A acusação foi deduzida pela 2.ª secção especializada do Departamento de Investigação e Ação Penal (DIAP) de Évora, que considera existirem indícios de violação grave dos deveres de cuidado e das obrigações profissionais a que os quatro arguidos estavam vinculados.
De acordo com o Ministério Público, os factos ocorreram no dia 28 de outubro de 2018, depois de a criança ter sofrido uma queda, passando de imediato a apresentar sintomas de crise convulsiva e perda de consciência.

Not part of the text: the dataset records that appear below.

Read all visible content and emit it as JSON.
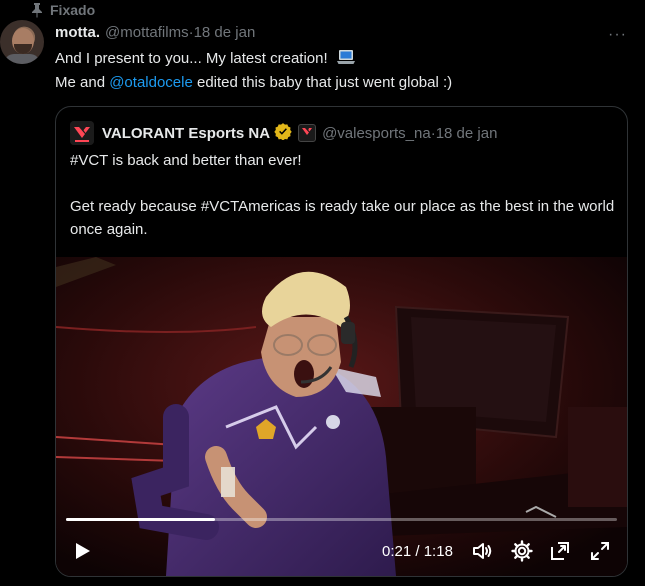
{
  "pinned": {
    "label": "Fixado",
    "icon": "pin-icon"
  },
  "tweet": {
    "author_name": "motta.",
    "handle": "@mottafilms",
    "date": "18 de jan",
    "separator": " · ",
    "line1": "And I present to you... My latest creation!",
    "line1_emoji": "laptop-emoji",
    "line2_prefix": "Me and ",
    "line2_mention": "@otaldocele",
    "line2_suffix": " edited this baby that just went global :)",
    "more_icon": "···"
  },
  "quote": {
    "author_name": "VALORANT Esports NA",
    "handle": "@valesports_na",
    "date": "18 de jan",
    "separator": " · ",
    "paragraph1": "#VCT is back and better than ever!",
    "paragraph2": "Get ready because #VCTAmericas is ready take our place as the best in the world once again.",
    "verified_color": "#e2b719",
    "accent_color": "#ff4655"
  },
  "video": {
    "current_time": "0:21",
    "duration": "1:18",
    "time_separator": " / ",
    "progress": 0.27
  }
}
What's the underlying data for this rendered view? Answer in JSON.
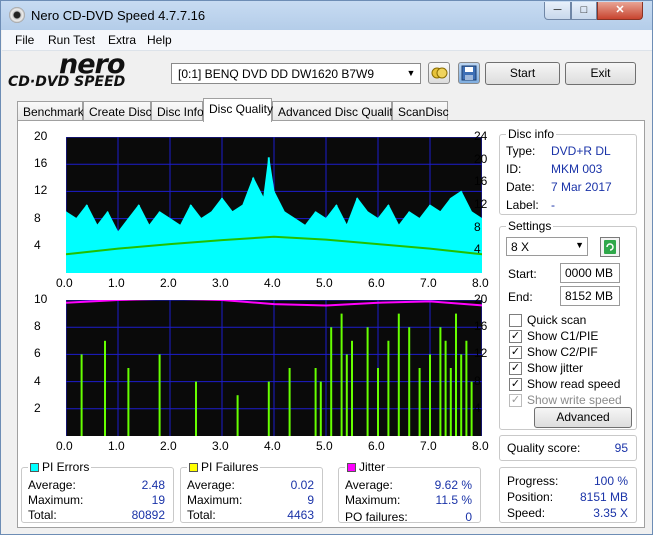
{
  "window": {
    "title": "Nero CD-DVD Speed 4.7.7.16",
    "min": "─",
    "max": "□",
    "close": "✕"
  },
  "menu": [
    "File",
    "Run Test",
    "Extra",
    "Help"
  ],
  "logo": {
    "line1": "nero",
    "line2": "CD·DVD SPEED"
  },
  "drive": {
    "selected": "[0:1]   BENQ DVD DD DW1620 B7W9"
  },
  "buttons": {
    "start": "Start",
    "exit": "Exit",
    "advanced": "Advanced"
  },
  "tabs": [
    "Benchmark",
    "Create Disc",
    "Disc Info",
    "Disc Quality",
    "Advanced Disc Quality",
    "ScanDisc"
  ],
  "active_tab": "Disc Quality",
  "disc_info": {
    "title": "Disc info",
    "type_label": "Type:",
    "type": "DVD+R DL",
    "id_label": "ID:",
    "id": "MKM 003",
    "date_label": "Date:",
    "date": "7 Mar 2017",
    "label_label": "Label:",
    "label": "-"
  },
  "settings": {
    "title": "Settings",
    "speed": "8 X",
    "start_label": "Start:",
    "start": "0000 MB",
    "end_label": "End:",
    "end": "8152 MB",
    "checks": [
      {
        "label": "Quick scan",
        "checked": false,
        "disabled": false
      },
      {
        "label": "Show C1/PIE",
        "checked": true,
        "disabled": false
      },
      {
        "label": "Show C2/PIF",
        "checked": true,
        "disabled": false
      },
      {
        "label": "Show jitter",
        "checked": true,
        "disabled": false
      },
      {
        "label": "Show read speed",
        "checked": true,
        "disabled": false
      },
      {
        "label": "Show write speed",
        "checked": true,
        "disabled": true
      }
    ]
  },
  "quality": {
    "label": "Quality score:",
    "value": "95"
  },
  "progress": {
    "progress_label": "Progress:",
    "progress": "100 %",
    "position_label": "Position:",
    "position": "8151 MB",
    "speed_label": "Speed:",
    "speed": "3.35 X"
  },
  "pi_errors": {
    "title": "PI Errors",
    "color": "#00ffff",
    "average_label": "Average:",
    "average": "2.48",
    "maximum_label": "Maximum:",
    "maximum": "19",
    "total_label": "Total:",
    "total": "80892"
  },
  "pi_failures": {
    "title": "PI Failures",
    "color": "#ffff00",
    "average_label": "Average:",
    "average": "0.02",
    "maximum_label": "Maximum:",
    "maximum": "9",
    "total_label": "Total:",
    "total": "4463"
  },
  "jitter": {
    "title": "Jitter",
    "color": "#ff00ff",
    "average_label": "Average:",
    "average": "9.62 %",
    "maximum_label": "Maximum:",
    "maximum": "11.5 %",
    "po_label": "PO failures:",
    "po": "0"
  },
  "chart_data": [
    {
      "type": "area",
      "x_ticks": [
        "0.0",
        "1.0",
        "2.0",
        "3.0",
        "4.0",
        "5.0",
        "6.0",
        "7.0",
        "8.0"
      ],
      "y_left_ticks": [
        "20",
        "16",
        "12",
        "8",
        "4"
      ],
      "y_right_ticks": [
        "24",
        "20",
        "16",
        "12",
        "8",
        "4"
      ],
      "xlim": [
        0,
        8
      ],
      "ylim_left": [
        0,
        20
      ],
      "ylim_right": [
        0,
        24
      ],
      "series": [
        {
          "color": "#00ffff",
          "x": [
            0.0,
            0.2,
            0.4,
            0.6,
            0.8,
            1.0,
            1.2,
            1.4,
            1.6,
            1.8,
            2.0,
            2.2,
            2.4,
            2.6,
            2.8,
            3.0,
            3.2,
            3.4,
            3.6,
            3.8,
            3.9,
            4.0,
            4.2,
            4.4,
            4.6,
            4.8,
            5.0,
            5.2,
            5.4,
            5.6,
            5.8,
            6.0,
            6.2,
            6.4,
            6.6,
            6.8,
            7.0,
            7.2,
            7.4,
            7.6,
            7.8,
            8.0
          ],
          "values": [
            9,
            8,
            10,
            7,
            9,
            6,
            8,
            10,
            7,
            9,
            8,
            7,
            10,
            8,
            9,
            11,
            9,
            10,
            14,
            11,
            17,
            12,
            9,
            8,
            7,
            9,
            8,
            10,
            7,
            11,
            9,
            8,
            10,
            7,
            9,
            8,
            10,
            9,
            11,
            12,
            9,
            8
          ]
        },
        {
          "color": "#22c000",
          "x": [
            0.0,
            1.0,
            2.0,
            3.0,
            4.0,
            5.0,
            6.0,
            7.0,
            8.0
          ],
          "values": [
            3.3,
            4.3,
            5.1,
            5.8,
            6.4,
            5.9,
            5.1,
            4.3,
            3.3
          ]
        }
      ]
    },
    {
      "type": "bar",
      "x_ticks": [
        "0.0",
        "1.0",
        "2.0",
        "3.0",
        "4.0",
        "5.0",
        "6.0",
        "7.0",
        "8.0"
      ],
      "y_left_ticks": [
        "10",
        "8",
        "6",
        "4",
        "2"
      ],
      "y_right_ticks": [
        "20",
        "16",
        "12",
        "8",
        "4"
      ],
      "xlim": [
        0,
        8
      ],
      "ylim_left": [
        0,
        10
      ],
      "ylim_right": [
        0,
        20
      ],
      "series": [
        {
          "color": "#66ff00",
          "x": [
            0.3,
            0.75,
            1.2,
            1.8,
            2.5,
            3.3,
            3.9,
            4.3,
            4.8,
            4.9,
            5.1,
            5.3,
            5.4,
            5.5,
            5.8,
            6.0,
            6.2,
            6.4,
            6.6,
            6.8,
            7.0,
            7.2,
            7.3,
            7.4,
            7.5,
            7.6,
            7.7,
            7.8
          ],
          "values": [
            6,
            7,
            5,
            6,
            4,
            3,
            4,
            5,
            5,
            4,
            8,
            9,
            6,
            7,
            8,
            5,
            7,
            9,
            8,
            5,
            6,
            8,
            7,
            5,
            9,
            6,
            7,
            4
          ]
        },
        {
          "color": "#ff00ff",
          "x": [
            0.0,
            1.0,
            2.0,
            3.0,
            4.0,
            5.0,
            6.0,
            7.0,
            8.0
          ],
          "values": [
            9.8,
            10.0,
            10.1,
            10.0,
            9.7,
            9.6,
            9.8,
            9.9,
            9.6
          ]
        }
      ]
    }
  ]
}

A investigação concluiu que, numa fase inicial, não foram cumpridos vários protocolos de referenciação adequados à situação clínica da vítima.
A acusação sustenta ainda que os cuidados médicos e a vigilância prestados posteriormente não foram os apropriados, apontando falhas graves no socorro, na avaliação clínica e na monitorização do estado da criança, circunstâncias que terão contribuído de forma determinante para o desfecho fatal.
No decurso da investigação, foi analisada uma vasta quantidade de prova, incluindo exames periciais complexos, que exigiram esclarecimentos complementares para o apuramento completo dos factos. O processo foi parcialmente arquivado relativamente a uma enfermeira, por falta de indícios suficientes de violação dos deveres de cuidado.
Encontra-se agora a decorrer o prazo legal para eventual requerimento de abertura de instrução. Caso não seja apresentado qualquer pedido nesse sentido, o processo seguirá para julgamento.